Abir Nasraoui est une chanteuse tunisienne, actuellement basée à Paris. Elle est née dans une famille mélomane férue de musique classique. Elle a baigné dans l’univers artistique grâce à son père et au soutien de sa famille : dès l’âge de quatre ans et demi, elle a commencé à chanter. En 2001, l’artiste décide de poursuivre sa carrière académique et professionnelle à Paris, là où elle étudie l’Ethnomusicologie après avoir validé sa formation universitaire en Tunisie, à l’Institut supérieur de musique.
En 2011, elle présente son premier album «Heyma», qui a connu un succès retentissant grâce à son répertoire élaboré en dialecte tunisien. L’artiste est aussi parolière de ses propres chansons comme «Heyma». La chanteuse s’exprime dans les colonnes du journal La Presse en évoquant sa carrière et des thématiques culturelles qui relient la Tunisie et la France. Rencontre.
Dans quel but avez-vous étudié les musiques du monde au sein de l’Université Paris-Sorbonne ?

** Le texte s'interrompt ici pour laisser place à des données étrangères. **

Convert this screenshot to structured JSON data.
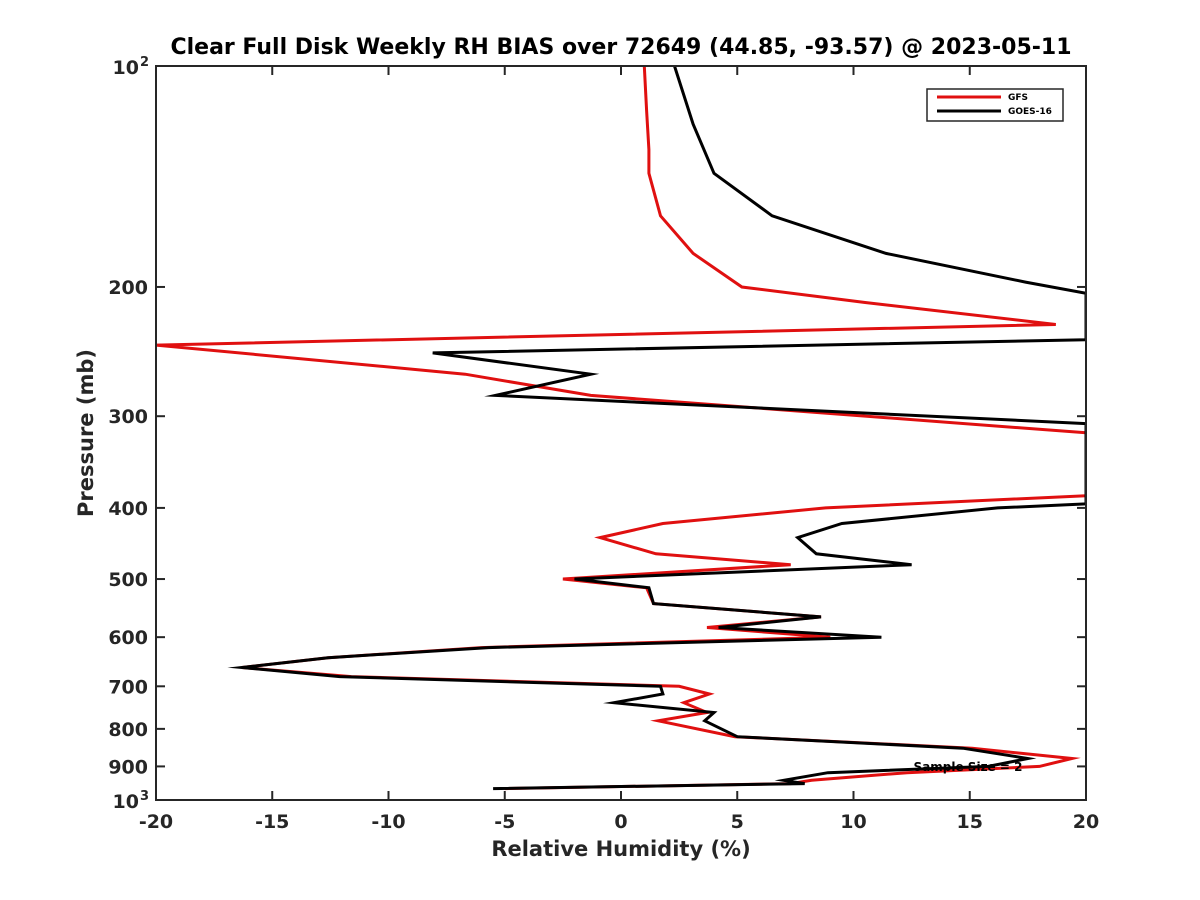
{
  "chart_data": {
    "type": "line",
    "title": "Clear Full Disk Weekly RH BIAS over 72649 (44.85, -93.57) @ 2023-05-11",
    "xlabel": "Relative Humidity (%)",
    "ylabel": "Pressure (mb)",
    "xlim": [
      -20,
      20
    ],
    "ylim": [
      100,
      1000
    ],
    "y_scale": "log",
    "y_reversed": true,
    "x_ticks": [
      -20,
      -15,
      -10,
      -5,
      0,
      5,
      10,
      15,
      20
    ],
    "x_tick_labels": [
      "-20",
      "-15",
      "-10",
      "-5",
      "0",
      "5",
      "10",
      "15",
      "20"
    ],
    "y_ticks": [
      200,
      300,
      400,
      500,
      600,
      700,
      800,
      900
    ],
    "y_tick_labels": [
      "200",
      "300",
      "400",
      "500",
      "600",
      "700",
      "800",
      "900"
    ],
    "y_edge_labels": [
      {
        "value": 100,
        "base": "10",
        "exp": "2"
      },
      {
        "value": 1000,
        "base": "10",
        "exp": "3"
      }
    ],
    "grid": false,
    "legend_position": "top-right",
    "annotation": "Sample Size = 2",
    "series": [
      {
        "name": "GFS",
        "color": "#e01010",
        "points": [
          [
            1.0,
            100
          ],
          [
            1.1,
            115
          ],
          [
            1.2,
            130
          ],
          [
            1.2,
            140
          ],
          [
            1.7,
            160
          ],
          [
            3.1,
            180
          ],
          [
            5.2,
            200
          ],
          [
            10.5,
            210
          ],
          [
            18.7,
            225
          ],
          [
            -20.0,
            240
          ],
          [
            -6.7,
            263
          ],
          [
            -1.3,
            281
          ],
          [
            20.0,
            316
          ],
          [
            20.0,
            385
          ],
          [
            8.8,
            400
          ],
          [
            1.8,
            420
          ],
          [
            -0.9,
            439
          ],
          [
            1.5,
            462
          ],
          [
            7.3,
            478
          ],
          [
            -2.5,
            500
          ],
          [
            1.1,
            514
          ],
          [
            1.4,
            540
          ],
          [
            8.6,
            563
          ],
          [
            3.7,
            582
          ],
          [
            9.0,
            600
          ],
          [
            -6.0,
            620
          ],
          [
            -12.6,
            640
          ],
          [
            -16.3,
            660
          ],
          [
            -11.6,
            679
          ],
          [
            2.5,
            700
          ],
          [
            3.8,
            717
          ],
          [
            2.7,
            737
          ],
          [
            3.7,
            760
          ],
          [
            1.6,
            780
          ],
          [
            4.9,
            820
          ],
          [
            15.1,
            850
          ],
          [
            19.4,
            878
          ],
          [
            18.0,
            900
          ],
          [
            12.3,
            918
          ],
          [
            8.2,
            940
          ],
          [
            7.3,
            950
          ],
          [
            -5.0,
            965
          ]
        ]
      },
      {
        "name": "GOES-16",
        "color": "#000000",
        "points": [
          [
            2.3,
            100
          ],
          [
            3.1,
            120
          ],
          [
            4.0,
            140
          ],
          [
            6.5,
            160
          ],
          [
            11.4,
            180
          ],
          [
            17.4,
            197
          ],
          [
            20.0,
            204
          ],
          [
            20.0,
            236
          ],
          [
            -8.1,
            246
          ],
          [
            -1.3,
            263
          ],
          [
            -5.4,
            281
          ],
          [
            20.0,
            307
          ],
          [
            20.0,
            395
          ],
          [
            16.2,
            400
          ],
          [
            9.5,
            420
          ],
          [
            7.6,
            439
          ],
          [
            8.4,
            462
          ],
          [
            12.5,
            478
          ],
          [
            -2.0,
            500
          ],
          [
            1.2,
            514
          ],
          [
            1.4,
            540
          ],
          [
            8.6,
            563
          ],
          [
            4.2,
            582
          ],
          [
            11.2,
            600
          ],
          [
            -5.7,
            620
          ],
          [
            -12.6,
            640
          ],
          [
            -16.3,
            660
          ],
          [
            -12.1,
            679
          ],
          [
            1.7,
            700
          ],
          [
            1.8,
            717
          ],
          [
            -0.3,
            737
          ],
          [
            4.0,
            760
          ],
          [
            3.6,
            780
          ],
          [
            5.0,
            820
          ],
          [
            14.7,
            850
          ],
          [
            17.5,
            878
          ],
          [
            15.8,
            900
          ],
          [
            8.9,
            918
          ],
          [
            7.0,
            940
          ],
          [
            7.9,
            950
          ],
          [
            -5.5,
            965
          ]
        ]
      }
    ]
  }
}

Pour commencer, j’ai eu ma maîtrise en musique à l’Institut supérieur de musique à Tunis, ensuite, j’avais envie de faire autre chose… de différent. J’étais frustrée parce que tout simplement je n’ai jamais pensé quitter la Tunisie et à ce moment-là c’était un choix dur qui s’imposait. A partir de ce moment, j’ai décidé d’étudier l’Ethnomusicologie : c’est une science humaine qui étudie les rapports entre musique et société. Ce qui m’intéressait dans cette branche, c’était le côté humain et le lien établi entre des groupes sociaux et la musique globalement : le fait qu’une communauté arrive à créer une musique, qui émane d’une vraie émotion humaine, de l’expérience d’une vie essentiellement et de la douleur également. En général, les musiques les plus bouleversantes viennent forcément d’une profonde douleur et, pour moi, cela représente toujours une façon de s’exprimer. Cette musique ne nécessite pas des compositeurs et des auteurs : il s’agit de personnes qui créent leur propre musique et ce qui m’intéresse à ce niveau, ce n’est pas l’aspect technique de ces sonorités, mais plus les émotions qui en émanent.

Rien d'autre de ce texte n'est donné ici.